To develop their strategies for reducing chronic absenteeism, improvement teams reviewed nationally recognized best practices. However, they put most of their emphasis on local quantitative and qualitative data, and on the knowledge of school staff and others who understood the specific needs of their students. This approach entailed talking with parents, students, teachers, guidance counselors, and others who were dealing with the problem on a daily basis.

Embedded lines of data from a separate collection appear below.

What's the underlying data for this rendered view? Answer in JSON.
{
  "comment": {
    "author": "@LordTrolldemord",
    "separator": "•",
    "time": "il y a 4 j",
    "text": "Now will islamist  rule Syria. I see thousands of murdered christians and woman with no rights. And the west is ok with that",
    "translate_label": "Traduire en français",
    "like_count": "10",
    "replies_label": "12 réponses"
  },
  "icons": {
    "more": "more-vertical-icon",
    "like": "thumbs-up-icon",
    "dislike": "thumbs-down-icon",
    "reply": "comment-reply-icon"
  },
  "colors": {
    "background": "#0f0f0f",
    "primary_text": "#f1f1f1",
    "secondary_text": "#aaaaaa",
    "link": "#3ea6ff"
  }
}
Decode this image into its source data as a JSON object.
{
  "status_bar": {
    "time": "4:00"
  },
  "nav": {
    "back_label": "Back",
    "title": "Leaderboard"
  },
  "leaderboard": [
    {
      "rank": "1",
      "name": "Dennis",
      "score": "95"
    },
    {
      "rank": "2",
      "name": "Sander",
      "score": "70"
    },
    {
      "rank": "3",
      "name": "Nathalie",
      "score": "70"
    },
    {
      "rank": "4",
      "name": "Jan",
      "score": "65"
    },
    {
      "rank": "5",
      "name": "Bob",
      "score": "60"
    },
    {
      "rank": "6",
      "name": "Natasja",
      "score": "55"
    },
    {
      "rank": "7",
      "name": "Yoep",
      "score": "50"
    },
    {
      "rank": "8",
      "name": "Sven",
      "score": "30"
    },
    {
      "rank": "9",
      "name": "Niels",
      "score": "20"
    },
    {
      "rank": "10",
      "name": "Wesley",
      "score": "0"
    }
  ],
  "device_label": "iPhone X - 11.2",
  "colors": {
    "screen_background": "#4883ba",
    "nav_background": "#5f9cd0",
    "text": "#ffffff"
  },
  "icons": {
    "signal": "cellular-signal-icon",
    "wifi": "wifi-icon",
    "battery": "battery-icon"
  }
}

The improvement teams took these learnings and developed a mix of interventions. Some targeted every student in a grade or school with, for example, attendance campaigns and competitions. Other interventions, such as mentoring or connecting with a caring adult at school, were aimed directly at specific student populations, including refugees and children receiving special education services, who were more often chronically absent than their peers. As a result of those efforts, chronic absenteeism among students with disabilities decreased significantly between 2015–16 and 2016–17 compared to the average for other students, and the proportion meeting or exceeding the benchmark for reading proficiency in grade 3 increased from 8% to 17%. Because multiple teams were testing different strategies with K–3 students, they could share information, ask questions, and learn at a quicker pace than if they had been implementing this work in isolation. As the network focused on school and district processes, it also uncovered limitations in district policy and state truancy laws that have sparked a new focus on case management rather than on punitive responses to poor attendance.
The efforts to reduce chronic absence have built an improvement culture among Promise Partnership staff and community partners. The work of the network has since extended to an ongoing, regional network focused on addressing chronic absence in six school districts. The culture of improvement has also spread to address different problems in the Salt Lake City community, such as kindergarten readiness, food insecurity, and inter-agency social service challenges.
NETWORK DEMOGRAPHICS*
- 154,484 students
- 41% economically disadvantaged
- 34% students of color
- 12% English language learners
- 11% students requiring special education
* As reported by the Spotlight recipient.